REJOINDER: HISTORY IS NOT YOURS TO EDIT, MADI JOBARTEH


Why the truth of the 2002–2004 media struggle must not be rewritten

By Alagi Yorro Jallow

In public discourse, disagreement is expected. What is not acceptable, however, is the deliberate distortion of verifiable facts in an attempt to recast history. Madi Jobarteh’s recent article in The Alkamba Times, purporting to revisit the 2002–2004 National Media Commission (NMC) struggle, falls squarely into that troubling category.

His account is not merely flawed—it is revisionist.

At the heart of this matter lies a simple, indisputable truth: the legal challenge against the NMC Act is a matter of public record. In Gambia Press Union & Others v. National Media Commission & Another (Civil Suit No. 5/2005), the Supreme Court of The Gambia clearly identified the plaintiffs who stood against the law. These included the Gambia Press Union (GPU), Deyda Hydara, Alagi Yorro Jallow, Demba Ali Jawo, and Swaebou Conateh.

This is not opinion. It is fact—documented, archived, and accessible.

Yet, in his attempt to reconstruct this pivotal moment in Gambian media history, Madi Jobarteh conspicuously omits my name while introducing individuals who were not party to the case. Such a departure from the record cannot be dismissed as oversight. It raises serious questions about intent and credibility.

Let us be clear: the constitutional challenge to the NMC Act was not a symbolic exercise. It was a defining confrontation with state power at a time when dissent carried real risks. The individuals named in the court filings were not commentators or retrospective analysts; they were active participants in a legal battle that helped shape press freedom in The Gambia.

To substitute or omit names from that record is to alter history itself.

It must also be stated that those referenced by Jobarteh—respected as they may be in their own right—were not plaintiffs in the Supreme Court case. They neither signed the legal petition nor stood before the court in that action. To suggest otherwise is to mislead the public and undermine the integrity of the historical record.

This discussion is not about personal differences. It is about preserving truth in a space where accuracy matters. The history of the NMC struggle is too important to be reduced to selective storytelling or retrospective positioning.

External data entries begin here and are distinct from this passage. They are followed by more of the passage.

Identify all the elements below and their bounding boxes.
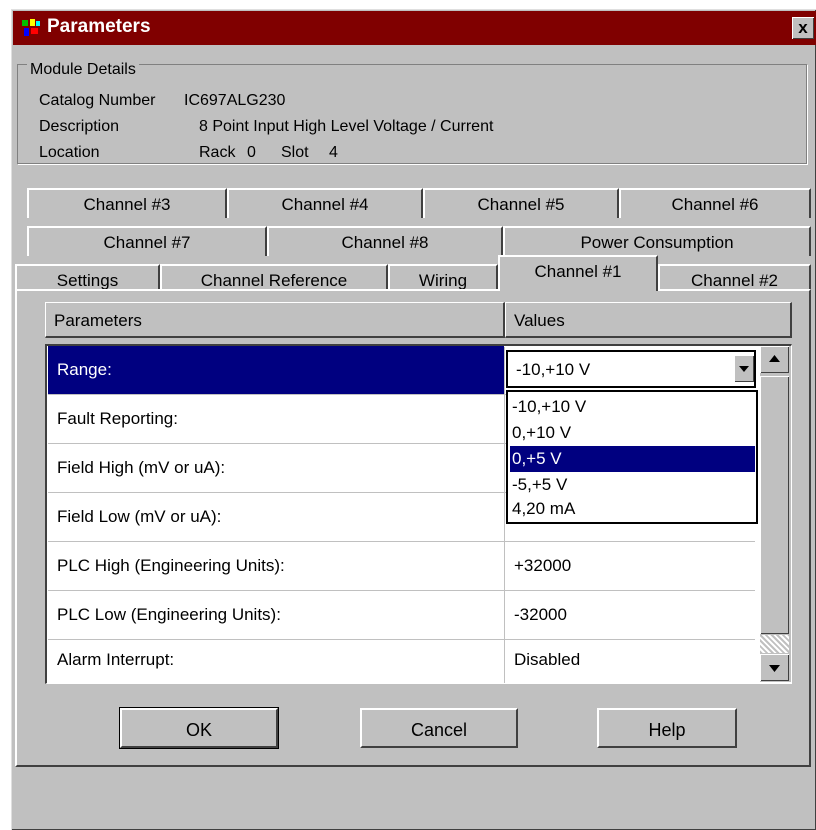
rack-value: 0 <box>247 144 256 161</box>
description-value: 8 Point Input High Level Voltage / Curre… <box>199 118 494 135</box>
chevron-down-icon <box>739 366 749 372</box>
module-details-label: Module Details <box>27 61 139 79</box>
tab-channel-3[interactable]: Channel #3 <box>27 188 227 218</box>
tab-channel-1[interactable]: Channel #1 <box>498 255 658 291</box>
close-icon: x <box>798 18 808 37</box>
tab-channel-7[interactable]: Channel #7 <box>27 226 267 256</box>
chevron-down-icon <box>769 665 780 672</box>
value-alarm-interrupt[interactable]: Disabled <box>505 636 755 684</box>
window-title: Parameters <box>47 16 151 37</box>
cancel-button[interactable]: Cancel <box>360 708 518 748</box>
range-option-highlighted[interactable]: 0,+5 V <box>510 446 755 472</box>
module-details-group <box>17 64 807 164</box>
range-option[interactable]: -5,+5 V <box>510 472 755 498</box>
chevron-up-icon <box>769 355 780 362</box>
grid-scrollbar[interactable] <box>760 346 791 682</box>
param-field-high[interactable]: Field High (mV or uA): <box>48 444 504 492</box>
tab-channel-5[interactable]: Channel #5 <box>423 188 619 218</box>
help-button[interactable]: Help <box>597 708 737 748</box>
value-plc-low[interactable]: -32000 <box>505 591 755 639</box>
tab-channel-8[interactable]: Channel #8 <box>267 226 503 256</box>
range-dropdown-list: -10,+10 V 0,+10 V 0,+5 V -5,+5 V 4,20 mA <box>506 390 758 524</box>
param-field-low[interactable]: Field Low (mV or uA): <box>48 493 504 541</box>
ok-button[interactable]: OK <box>119 707 279 749</box>
scroll-up-button[interactable] <box>760 346 789 373</box>
scroll-down-button[interactable] <box>760 654 789 681</box>
param-alarm-interrupt[interactable]: Alarm Interrupt: <box>48 636 504 684</box>
close-button[interactable]: x <box>792 17 814 39</box>
scroll-track[interactable] <box>760 635 789 653</box>
location-label: Location <box>39 144 100 161</box>
title-bar[interactable]: Parameters <box>13 11 816 45</box>
description-label: Description <box>39 118 120 135</box>
param-plc-low[interactable]: PLC Low (Engineering Units): <box>48 591 504 639</box>
parameters-header: Parameters <box>45 302 505 338</box>
tab-power-consumption[interactable]: Power Consumption <box>503 226 811 256</box>
slot-label: Slot <box>281 144 309 161</box>
catalog-value: IC697ALG230 <box>184 92 286 109</box>
rack-label: Rack <box>199 144 236 161</box>
values-header: Values <box>505 302 792 338</box>
slot-value: 4 <box>329 144 338 161</box>
range-option[interactable]: -10,+10 V <box>510 394 755 420</box>
range-combo[interactable]: -10,+10 V <box>506 350 756 388</box>
tab-channel-4[interactable]: Channel #4 <box>227 188 423 218</box>
app-icon <box>21 18 41 38</box>
range-option[interactable]: 4,20 mA <box>510 496 755 522</box>
range-option[interactable]: 0,+10 V <box>510 420 755 446</box>
param-plc-high[interactable]: PLC High (Engineering Units): <box>48 542 504 590</box>
catalog-label: Catalog Number <box>39 92 156 109</box>
tab-channel-6[interactable]: Channel #6 <box>619 188 811 218</box>
value-plc-high[interactable]: +32000 <box>505 542 755 590</box>
scroll-thumb[interactable] <box>760 376 789 634</box>
param-range[interactable]: Range: <box>48 346 504 394</box>
param-fault-reporting[interactable]: Fault Reporting: <box>48 395 504 443</box>
range-combo-value: -10,+10 V <box>516 360 591 379</box>
combo-dropdown-button[interactable] <box>734 355 754 382</box>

Indeed, Jobarteh is correct in one respect: contemporary legislative proposals echo troubling aspects of past regulatory overreach, now extending into the digital sphere. That is a conversation worth having. But any meaningful critique of present challenges must be grounded in factual integrity. One cannot defend democracy by distorting history.

If we are to invoke the legacy of figures such as Deyda Hydara, we must do so with honesty. The principles he stood for—truth, accountability, and courage—demand nothing less.

The struggle against the NMC Act was not fought in comfort or hindsight. It was waged in a climate of fear and uncertainty, where taking a stand came with consequences. Those who participated did so at personal and professional risk. That reality must not be diluted.

History does not belong to any one individual to edit or reinterpret at will. It is a collective record, anchored in evidence. Court documents do not shift with narratives, and facts do not yield to preference.

In the final analysis, attempts to rewrite this chapter of Gambian history say more about the reviser than the events themselves. The record remains intact. The names are documented. And the truth endures.

No amount of revisionism can alter that.